Dec 222010

In my previous post, I mentioned that the superior error checking and correcting abilities of a solid state disk (SSD) may allow you to trust your database files to a single drive and avoid RAID.  Let’s have a closer look at the issues.

SSDs will, in theory, be more reliable due to their lack of moving parts and lower power and cooling requirements.  Additionally, their ability to detect and correct errors in a more superior way (via Hamming codes to allow double error detection, single error correction) provides more protection than a RAID 5 array.  However, it is still possible for the drive to fail, and this issue must be considered prior to betting the farm on a single SSD.

Firstly, unless you’re happy to roll back to your previous full backup, transaction logs should be mirrored, whether they’re on magnetic hard disks or SSDs, and appropriate off-server log backups should be taken frequently.

In the case of using a single SSD for TempDB, what happens if the SSD fails?

  1. If you have another server to fail over to, great.  You’ll have a short outage while the other server picks up the workload, and hopefully you won’t lose any transactions.  If the standby server has no SSDs then performance may be slower, but still acceptable.  If there is no standby server, read on.
  2. You’ll have a SQL Server outage for the amount of time it takes to re-home TempDB to another disk.
  3. You’ll need to source a new home for TempDB.  You may already have space available on another attached drive, or you may need to provision more space from the SAN (if you have one).
  4. If you have no additional space, you’re in deeper trouble – you’ll need more disks, or move your databases to another server.
  5. Once you have the space, you’ll also need to consider performance.  Did you originally use a SSD for TempDB because the workload was so high that regular drives barely handle it?  You load might have grown since then, and you simply cannot handle the TempDB load without a SSD.
  6. How long does it take to get a new SSD shipped in?  Until then, your system may be down.
  7. If you have a spare SSD sitting on the shelf that you can quickly slot in, why didn’t you just RAID it in the first place, or put it in a secondary server?

In this case, we don’t even care about the contents of the SSD – TempDB will be recreated when we restart SQL Server, and things will be back to normal.  The main issues stem from how quickly you can re-home TempDB, and the restrictions on where you can place it.

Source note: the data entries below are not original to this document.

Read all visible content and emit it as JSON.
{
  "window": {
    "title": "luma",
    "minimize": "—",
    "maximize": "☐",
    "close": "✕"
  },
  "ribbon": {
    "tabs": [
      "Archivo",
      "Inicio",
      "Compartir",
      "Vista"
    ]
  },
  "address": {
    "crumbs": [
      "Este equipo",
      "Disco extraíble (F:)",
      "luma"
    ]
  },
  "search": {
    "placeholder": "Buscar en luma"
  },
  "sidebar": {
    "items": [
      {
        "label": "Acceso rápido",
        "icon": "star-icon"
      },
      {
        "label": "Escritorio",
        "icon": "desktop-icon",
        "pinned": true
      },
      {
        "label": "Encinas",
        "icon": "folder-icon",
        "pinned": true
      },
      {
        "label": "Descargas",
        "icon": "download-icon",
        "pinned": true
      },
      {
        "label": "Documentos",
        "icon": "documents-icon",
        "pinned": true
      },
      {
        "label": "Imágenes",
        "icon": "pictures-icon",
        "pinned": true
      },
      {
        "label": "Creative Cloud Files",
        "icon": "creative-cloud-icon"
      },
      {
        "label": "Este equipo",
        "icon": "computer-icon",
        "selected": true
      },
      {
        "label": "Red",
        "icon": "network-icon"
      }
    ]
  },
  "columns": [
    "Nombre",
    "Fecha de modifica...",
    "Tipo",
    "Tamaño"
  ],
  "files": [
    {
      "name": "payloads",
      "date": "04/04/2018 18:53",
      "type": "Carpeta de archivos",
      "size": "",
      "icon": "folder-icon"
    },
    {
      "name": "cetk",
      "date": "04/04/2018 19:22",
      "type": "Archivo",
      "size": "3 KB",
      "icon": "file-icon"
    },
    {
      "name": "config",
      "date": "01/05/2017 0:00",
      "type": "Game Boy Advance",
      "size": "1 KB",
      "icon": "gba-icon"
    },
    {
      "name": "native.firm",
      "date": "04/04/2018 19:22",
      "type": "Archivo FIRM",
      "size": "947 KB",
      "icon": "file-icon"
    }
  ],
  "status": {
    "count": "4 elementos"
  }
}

If you have TempDB on dual SSDs in a RAID configuration, and you have one fail, then you’ll continue running with no outage (although you may need to schedule one to replace the faulty SSD).  Of course, this is a much more expensive option, and it’s possible that neither SSD will ever fail – but that’s the insurance game.  You pay for more piece of mind.

Data files are a similar story, but there are some differences.  While the loss of TempDB will guarantee a full SQL Server outage, loss of a single data file will only result in that database having reduced availability.  If the data is critical, and your system cannot run without it, then you will have a problem until you failover to a standby, or restore the data elsewhere.  If you can survive without this data, and you can regenerate or restore it later, there’s less of an issue.

The summary is that you need to consider answers to the following questions for each of your SSDs, and then make an appropriate decision.

  1. If this SSD fails, what are the effects in terms of server availability, data loss, and the amount of time to recover?  What is the action plan, with estimated times to get this back online?
  2. During this downtime, what effect will this have on the business?  Will the entire organisation grind to a halt, or will a non-critical data warehouse be unavailable for 24 hours?  What is the cost of this (lack of productivity, lost sales, your job)?
  3. What is the additional cost associated with providing redundancy to ensure that this won’t fail, whether as an additional SSD in a RAID configuration, or a standby server (which may or may not have SSDs).

Non-critical data on a single SSD can replace a RAID-5 array, but you need to thoroughly understand the risks first, and have a solid contingency plan in place.